The Huffington Post reported that an agreement had been reached on Friday, with Schumer’s help, between the AFL-CIO and the U.S. Chamber of Commerce. However, the Post reported receiving an e-mailed statement from AFL-CIO spokesman Jeff Hauser that took exception to some of the statements made by Sen. Graham in his State of the Union interview:
"It is disappointing that on Easter Sunday, Lindsey Graham would suggest that he would stop re-uniting families and instead seek to further [privatize] the immigration system," said Hauser. "Supposedly pro-family values Republicans should understand that 'merit' is not something determined by the highest bidder in a country built on family and defined by its commitment to equality."
A statement from another “Gang of Eight” senator, Marco Rubio (R.-Fla.), urged a word of caution to those who conclude that the group’s final plan is a done deal.
"Reports that the bipartisan group of eight senators have agreed on a legislative proposal are premature," Rubio was quoted in an ABC OTUS News report.
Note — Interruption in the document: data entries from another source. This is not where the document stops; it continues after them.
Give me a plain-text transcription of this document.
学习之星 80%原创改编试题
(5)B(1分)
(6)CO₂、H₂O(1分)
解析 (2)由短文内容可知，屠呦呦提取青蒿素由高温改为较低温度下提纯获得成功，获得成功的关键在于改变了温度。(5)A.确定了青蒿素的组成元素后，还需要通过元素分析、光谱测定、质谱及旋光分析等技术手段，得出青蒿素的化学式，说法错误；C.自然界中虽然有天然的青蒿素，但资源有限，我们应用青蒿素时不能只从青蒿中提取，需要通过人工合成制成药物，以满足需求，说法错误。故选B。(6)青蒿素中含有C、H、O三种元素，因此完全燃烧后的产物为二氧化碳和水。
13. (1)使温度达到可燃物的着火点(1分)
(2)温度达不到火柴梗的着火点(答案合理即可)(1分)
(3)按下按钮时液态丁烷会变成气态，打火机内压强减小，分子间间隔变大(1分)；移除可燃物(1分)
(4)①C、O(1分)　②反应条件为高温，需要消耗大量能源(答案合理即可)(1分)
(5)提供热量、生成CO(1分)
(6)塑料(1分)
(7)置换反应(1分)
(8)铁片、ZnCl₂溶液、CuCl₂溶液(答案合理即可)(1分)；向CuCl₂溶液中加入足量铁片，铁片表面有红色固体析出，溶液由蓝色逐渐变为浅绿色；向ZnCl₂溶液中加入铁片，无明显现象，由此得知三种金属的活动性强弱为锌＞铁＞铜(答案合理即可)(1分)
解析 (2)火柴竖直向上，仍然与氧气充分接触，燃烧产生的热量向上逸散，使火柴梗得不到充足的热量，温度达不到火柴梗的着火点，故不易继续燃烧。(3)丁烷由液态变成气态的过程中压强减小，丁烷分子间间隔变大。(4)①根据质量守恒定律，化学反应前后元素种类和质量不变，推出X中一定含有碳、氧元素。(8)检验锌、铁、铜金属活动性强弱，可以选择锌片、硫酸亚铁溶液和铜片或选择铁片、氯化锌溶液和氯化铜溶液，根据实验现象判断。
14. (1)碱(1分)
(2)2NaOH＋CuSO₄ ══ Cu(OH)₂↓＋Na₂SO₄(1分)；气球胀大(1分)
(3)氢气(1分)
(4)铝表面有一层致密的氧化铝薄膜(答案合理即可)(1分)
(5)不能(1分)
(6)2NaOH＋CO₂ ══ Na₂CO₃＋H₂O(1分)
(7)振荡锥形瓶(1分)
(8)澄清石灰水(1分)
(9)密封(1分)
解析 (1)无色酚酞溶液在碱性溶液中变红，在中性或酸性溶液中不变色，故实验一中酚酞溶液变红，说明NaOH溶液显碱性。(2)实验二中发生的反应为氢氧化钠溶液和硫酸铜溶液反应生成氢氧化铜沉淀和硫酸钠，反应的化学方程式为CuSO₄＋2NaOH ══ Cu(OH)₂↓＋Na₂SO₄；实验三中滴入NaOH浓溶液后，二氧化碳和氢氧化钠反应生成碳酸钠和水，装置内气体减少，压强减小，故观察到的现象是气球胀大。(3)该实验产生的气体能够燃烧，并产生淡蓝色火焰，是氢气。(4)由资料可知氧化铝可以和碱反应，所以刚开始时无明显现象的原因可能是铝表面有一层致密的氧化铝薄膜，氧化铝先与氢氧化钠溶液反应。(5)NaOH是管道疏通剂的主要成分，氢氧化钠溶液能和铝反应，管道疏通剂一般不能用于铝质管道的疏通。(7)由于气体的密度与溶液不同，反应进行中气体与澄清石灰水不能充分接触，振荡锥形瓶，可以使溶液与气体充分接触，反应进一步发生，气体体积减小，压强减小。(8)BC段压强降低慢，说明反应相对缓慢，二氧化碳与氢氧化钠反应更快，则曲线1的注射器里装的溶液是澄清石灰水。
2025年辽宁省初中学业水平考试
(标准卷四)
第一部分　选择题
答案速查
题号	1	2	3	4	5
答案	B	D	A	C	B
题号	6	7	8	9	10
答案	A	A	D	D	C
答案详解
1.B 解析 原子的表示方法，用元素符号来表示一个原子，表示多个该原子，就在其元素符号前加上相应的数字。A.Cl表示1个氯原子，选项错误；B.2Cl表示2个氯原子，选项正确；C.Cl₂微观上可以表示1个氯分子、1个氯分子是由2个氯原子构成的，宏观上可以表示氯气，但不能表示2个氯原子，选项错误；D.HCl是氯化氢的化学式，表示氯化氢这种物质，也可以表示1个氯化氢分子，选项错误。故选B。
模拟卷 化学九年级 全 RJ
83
"Eight senators from seven states have worked on this bill to serve as a starting point for discussion about fixing our broken immigration system," said Rubio. "But arriving at a final product will require it to be properly submitted for the American people's consideration, through the other 92 senators from 43 states that weren't part of this initial drafting process."
The plan being discussed by the senators would create a new “W” visa program that would go into effect on April 1, 2015, which would apply to low-skilled jobs. Twenty thousand workers would be allowed in under the plan during the first year; 35,000 during the second year; 55,000 during the third; and 75,000 in the fourth year. However, the program may eventually be expanded to include as many as 200,000 workers a year.